Last night’s episode came after it was announced that Michel Friedman, a former CDU politician was coming to Regensburg to give a reading to publicize his new book, Kaddisch vor Morgengrauen. Friedman is a colorful and controversial character whose mother and father were “Schindler Jews” saved from Auschwitz Birkenau by Oskar Schindler. In the 1980s he was a member of the Frankfort Central Jewish Council and a rising star in the Hesse CDU until he was sidetracked by fund-raising improprieties and by particularly intemperate personal attacks on Chancellor Helmut Kohl. Later he was involved in a prostitution and cocaine scandal and convicted of drug possession but he managed to rehabilitate himself and now moderates a weekly political talk show on the N24 news station.
When Wiener’s Nazis learned of Friedman's book reading at a hotel on Haidplatz, they organized a protest citing Friedman’s moral corruption. Within hours the Regensburg political Left, mostly students, anarchists and the local multicolored, multi-pierced punks, had organized a counter protest. The Regensburg police moved quickly and in force—body armor and full riot gear—to cordon off Haidplatz to keep the two groups apart.
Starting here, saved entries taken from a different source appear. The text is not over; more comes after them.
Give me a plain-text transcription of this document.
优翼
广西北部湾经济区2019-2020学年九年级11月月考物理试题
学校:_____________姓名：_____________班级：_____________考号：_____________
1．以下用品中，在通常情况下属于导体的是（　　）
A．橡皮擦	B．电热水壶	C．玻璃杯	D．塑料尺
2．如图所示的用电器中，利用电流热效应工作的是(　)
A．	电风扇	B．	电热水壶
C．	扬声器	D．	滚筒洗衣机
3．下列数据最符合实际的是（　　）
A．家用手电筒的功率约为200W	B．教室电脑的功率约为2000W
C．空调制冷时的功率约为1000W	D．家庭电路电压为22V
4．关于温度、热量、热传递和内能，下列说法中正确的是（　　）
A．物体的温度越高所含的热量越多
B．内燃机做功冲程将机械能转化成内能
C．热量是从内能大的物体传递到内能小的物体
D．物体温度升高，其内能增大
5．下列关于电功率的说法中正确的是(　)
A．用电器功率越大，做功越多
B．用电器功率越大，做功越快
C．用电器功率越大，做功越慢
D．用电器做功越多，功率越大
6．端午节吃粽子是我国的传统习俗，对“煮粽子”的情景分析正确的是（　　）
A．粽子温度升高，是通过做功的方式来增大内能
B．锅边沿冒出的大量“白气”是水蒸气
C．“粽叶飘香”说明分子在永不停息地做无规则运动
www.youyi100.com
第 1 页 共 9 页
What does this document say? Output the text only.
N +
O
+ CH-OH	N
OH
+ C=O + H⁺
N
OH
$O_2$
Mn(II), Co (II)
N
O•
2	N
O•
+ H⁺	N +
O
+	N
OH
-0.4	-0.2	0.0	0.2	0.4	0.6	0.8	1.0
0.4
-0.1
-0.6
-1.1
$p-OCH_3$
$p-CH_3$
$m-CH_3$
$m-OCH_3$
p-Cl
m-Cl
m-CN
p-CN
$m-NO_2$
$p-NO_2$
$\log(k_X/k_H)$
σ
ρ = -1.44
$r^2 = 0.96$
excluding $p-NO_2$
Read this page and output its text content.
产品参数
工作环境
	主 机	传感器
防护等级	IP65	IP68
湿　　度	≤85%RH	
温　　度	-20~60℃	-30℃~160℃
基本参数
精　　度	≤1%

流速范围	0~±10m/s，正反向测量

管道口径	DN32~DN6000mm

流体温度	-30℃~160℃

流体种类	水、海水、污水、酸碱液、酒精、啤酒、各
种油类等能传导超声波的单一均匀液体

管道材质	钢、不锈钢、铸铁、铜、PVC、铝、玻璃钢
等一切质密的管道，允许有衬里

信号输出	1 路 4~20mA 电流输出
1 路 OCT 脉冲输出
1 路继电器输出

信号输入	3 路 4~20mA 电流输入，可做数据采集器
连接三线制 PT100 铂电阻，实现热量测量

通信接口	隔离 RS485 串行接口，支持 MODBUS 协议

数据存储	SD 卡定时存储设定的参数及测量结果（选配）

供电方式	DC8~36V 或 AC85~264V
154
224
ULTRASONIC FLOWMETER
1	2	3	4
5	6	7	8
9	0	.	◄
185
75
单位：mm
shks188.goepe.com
The result was the loud exchange of last night.
What strikes me is the openness with which neo-Nazis are allowed to operate in the reunified Germany. In the old FGR, the display of Nazi symbols and the promotion of its ideology were illegal. While the former is still disallowed, the ideology is now protected by free speech laws. In the 2004 elections, the anti-democratic, racist, anti-Semitic, xenophobic NPD of Brandenburg and Saxony won seats in the German parliament.

Declaring “Our fathers were not criminals,” NDP head Udo Voigt believes in “the natural law of the inequality” of human beings and has called for “re-evaluating” the crimes of Hitler’s Third Reich. For better or worse, speech is free in Germany and, as in the USA, one takes the good with the bad.